Organisms with all sizes live in the water. For different sizes, the water as an environment is very different due to the change in Reynolds number. Studies on the locomotion at intermediate Reynolds number are scare. Previous study on the mosquito larva and our own observation suggest that while the elongated larva body resembles eels and snakes, the millimeter-sized larva uses a different way for locomotion.

We found that, in contrast to undulatory swimmers who try to reduce rotation all the time to align their propulsion with the direction of motion, the mosquito larva purposely generates a significant rotation and timely generate the propulsion forces when the propulsion forces align with the direction of motion. The key of body rotation is the asymmetry of body deformation. The asymmetry causes the torque of fluid on body to not completely cancel outThe mosquito larva also modulates the speed of body deformation to increase the propulsion force since force scales greater than linear with velocity.

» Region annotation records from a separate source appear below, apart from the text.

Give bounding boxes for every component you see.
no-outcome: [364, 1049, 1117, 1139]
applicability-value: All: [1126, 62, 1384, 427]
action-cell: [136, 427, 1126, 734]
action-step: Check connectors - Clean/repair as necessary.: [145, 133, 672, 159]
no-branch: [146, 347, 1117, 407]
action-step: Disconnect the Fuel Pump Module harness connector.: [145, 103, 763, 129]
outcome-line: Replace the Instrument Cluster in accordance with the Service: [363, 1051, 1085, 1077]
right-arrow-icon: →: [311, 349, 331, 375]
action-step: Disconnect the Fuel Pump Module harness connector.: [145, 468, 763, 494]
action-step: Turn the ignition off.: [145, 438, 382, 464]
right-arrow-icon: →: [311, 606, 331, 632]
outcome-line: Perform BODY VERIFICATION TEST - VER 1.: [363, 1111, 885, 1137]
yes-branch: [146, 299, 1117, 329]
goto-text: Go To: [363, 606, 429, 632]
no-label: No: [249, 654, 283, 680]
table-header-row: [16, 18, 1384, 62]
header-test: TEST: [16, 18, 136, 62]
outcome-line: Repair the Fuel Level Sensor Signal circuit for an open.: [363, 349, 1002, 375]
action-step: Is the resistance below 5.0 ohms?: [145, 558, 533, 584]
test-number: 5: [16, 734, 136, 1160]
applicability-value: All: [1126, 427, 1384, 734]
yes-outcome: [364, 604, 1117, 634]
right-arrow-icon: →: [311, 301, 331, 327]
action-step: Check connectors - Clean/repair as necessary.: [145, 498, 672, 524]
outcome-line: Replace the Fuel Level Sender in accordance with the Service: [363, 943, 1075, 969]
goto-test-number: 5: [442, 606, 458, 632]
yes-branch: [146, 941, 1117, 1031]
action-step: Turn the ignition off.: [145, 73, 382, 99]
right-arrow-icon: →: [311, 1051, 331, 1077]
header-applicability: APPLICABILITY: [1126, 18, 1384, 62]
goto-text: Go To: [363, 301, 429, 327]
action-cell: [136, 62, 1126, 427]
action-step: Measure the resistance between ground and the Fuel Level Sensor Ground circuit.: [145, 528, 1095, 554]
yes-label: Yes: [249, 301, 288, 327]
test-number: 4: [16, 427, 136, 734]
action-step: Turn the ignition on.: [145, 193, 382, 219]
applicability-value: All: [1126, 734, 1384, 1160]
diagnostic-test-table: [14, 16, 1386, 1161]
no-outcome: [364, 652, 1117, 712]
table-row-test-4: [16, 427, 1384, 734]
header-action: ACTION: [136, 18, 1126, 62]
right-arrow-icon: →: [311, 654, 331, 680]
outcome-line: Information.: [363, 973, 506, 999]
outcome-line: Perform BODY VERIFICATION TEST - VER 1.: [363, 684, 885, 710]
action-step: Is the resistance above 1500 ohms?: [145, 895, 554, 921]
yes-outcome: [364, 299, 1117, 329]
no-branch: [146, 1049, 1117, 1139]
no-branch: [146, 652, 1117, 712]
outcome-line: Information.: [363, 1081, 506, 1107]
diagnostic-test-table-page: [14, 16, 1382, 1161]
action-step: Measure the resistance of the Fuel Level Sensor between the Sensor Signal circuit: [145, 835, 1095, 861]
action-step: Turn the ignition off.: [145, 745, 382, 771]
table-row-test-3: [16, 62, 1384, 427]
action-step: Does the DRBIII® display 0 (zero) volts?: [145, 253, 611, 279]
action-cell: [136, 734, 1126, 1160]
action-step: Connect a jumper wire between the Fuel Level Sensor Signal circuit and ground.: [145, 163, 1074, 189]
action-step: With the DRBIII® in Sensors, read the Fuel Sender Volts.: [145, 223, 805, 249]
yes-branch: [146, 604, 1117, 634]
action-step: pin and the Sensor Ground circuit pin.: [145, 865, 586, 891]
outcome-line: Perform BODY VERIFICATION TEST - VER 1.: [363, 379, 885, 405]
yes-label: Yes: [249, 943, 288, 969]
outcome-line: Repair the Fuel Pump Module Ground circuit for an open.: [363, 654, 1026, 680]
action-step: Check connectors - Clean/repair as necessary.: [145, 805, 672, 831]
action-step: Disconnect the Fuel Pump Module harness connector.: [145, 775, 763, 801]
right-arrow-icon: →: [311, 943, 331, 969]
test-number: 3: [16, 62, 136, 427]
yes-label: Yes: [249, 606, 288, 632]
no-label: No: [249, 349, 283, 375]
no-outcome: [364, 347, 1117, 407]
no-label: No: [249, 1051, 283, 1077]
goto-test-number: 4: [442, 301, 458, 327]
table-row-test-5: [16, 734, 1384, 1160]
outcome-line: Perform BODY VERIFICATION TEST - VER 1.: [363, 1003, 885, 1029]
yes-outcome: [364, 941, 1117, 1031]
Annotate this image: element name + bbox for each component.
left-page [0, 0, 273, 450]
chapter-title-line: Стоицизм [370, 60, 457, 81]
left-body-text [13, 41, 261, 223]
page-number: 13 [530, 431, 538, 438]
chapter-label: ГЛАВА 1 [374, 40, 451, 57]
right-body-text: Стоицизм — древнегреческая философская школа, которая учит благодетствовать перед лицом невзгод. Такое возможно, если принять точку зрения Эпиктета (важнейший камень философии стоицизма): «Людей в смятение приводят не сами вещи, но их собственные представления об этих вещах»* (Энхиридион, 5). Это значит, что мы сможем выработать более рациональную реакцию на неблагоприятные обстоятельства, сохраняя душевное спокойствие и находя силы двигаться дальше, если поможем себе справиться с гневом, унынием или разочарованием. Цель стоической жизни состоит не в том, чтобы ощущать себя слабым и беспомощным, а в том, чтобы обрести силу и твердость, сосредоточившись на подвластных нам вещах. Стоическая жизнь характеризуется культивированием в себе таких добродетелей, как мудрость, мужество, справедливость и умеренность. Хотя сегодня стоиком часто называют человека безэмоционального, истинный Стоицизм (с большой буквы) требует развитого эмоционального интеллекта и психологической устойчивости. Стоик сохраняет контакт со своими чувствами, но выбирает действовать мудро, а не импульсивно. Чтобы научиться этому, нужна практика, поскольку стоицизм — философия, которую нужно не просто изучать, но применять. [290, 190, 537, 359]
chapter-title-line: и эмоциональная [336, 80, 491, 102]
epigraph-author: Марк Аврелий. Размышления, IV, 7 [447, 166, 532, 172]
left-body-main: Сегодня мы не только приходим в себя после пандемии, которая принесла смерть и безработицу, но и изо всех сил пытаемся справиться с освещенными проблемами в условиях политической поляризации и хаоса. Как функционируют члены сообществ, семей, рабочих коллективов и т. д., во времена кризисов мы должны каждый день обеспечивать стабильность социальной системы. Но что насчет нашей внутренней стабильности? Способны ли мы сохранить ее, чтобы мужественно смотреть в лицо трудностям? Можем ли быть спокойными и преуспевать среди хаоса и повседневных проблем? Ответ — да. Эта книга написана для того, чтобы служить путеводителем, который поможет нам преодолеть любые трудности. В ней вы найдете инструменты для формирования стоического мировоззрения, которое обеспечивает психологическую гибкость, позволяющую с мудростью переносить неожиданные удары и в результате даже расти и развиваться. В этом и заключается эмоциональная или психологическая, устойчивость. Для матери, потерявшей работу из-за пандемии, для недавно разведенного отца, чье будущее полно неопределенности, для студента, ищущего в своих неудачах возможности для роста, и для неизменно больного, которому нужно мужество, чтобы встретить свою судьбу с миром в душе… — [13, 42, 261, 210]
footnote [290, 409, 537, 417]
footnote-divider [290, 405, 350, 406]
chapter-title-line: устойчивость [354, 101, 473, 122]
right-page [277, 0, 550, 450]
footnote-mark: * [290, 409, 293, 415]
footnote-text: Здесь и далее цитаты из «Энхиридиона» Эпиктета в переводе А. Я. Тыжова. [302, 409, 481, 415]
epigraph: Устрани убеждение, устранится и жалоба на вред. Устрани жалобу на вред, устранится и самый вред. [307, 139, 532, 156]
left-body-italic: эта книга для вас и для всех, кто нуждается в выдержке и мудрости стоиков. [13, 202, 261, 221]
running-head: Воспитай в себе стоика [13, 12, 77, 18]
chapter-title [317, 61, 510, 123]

As a result, the swimming speed is greater than the speed (~0.3 body length/cycle) of the undulatory gait in the same condition (Reynolds number). Besides, wavelength of curvature wave and Reynolds number could influence body rotation angle. It is found that there is an optimal angle range which make the swimming path straighter and swim faster. Therefore, we can control larva swimming under different Reynolds number by adjusting wavelength and body deformation frequency. It is worthy noting that larva can increase angular velocity of body rotation by shrink body like figure skating. Although ‘figure-of -8’ swimming style could swim faster than some creatures, such as eel, it is a kind of energy-wasting swimming pattern.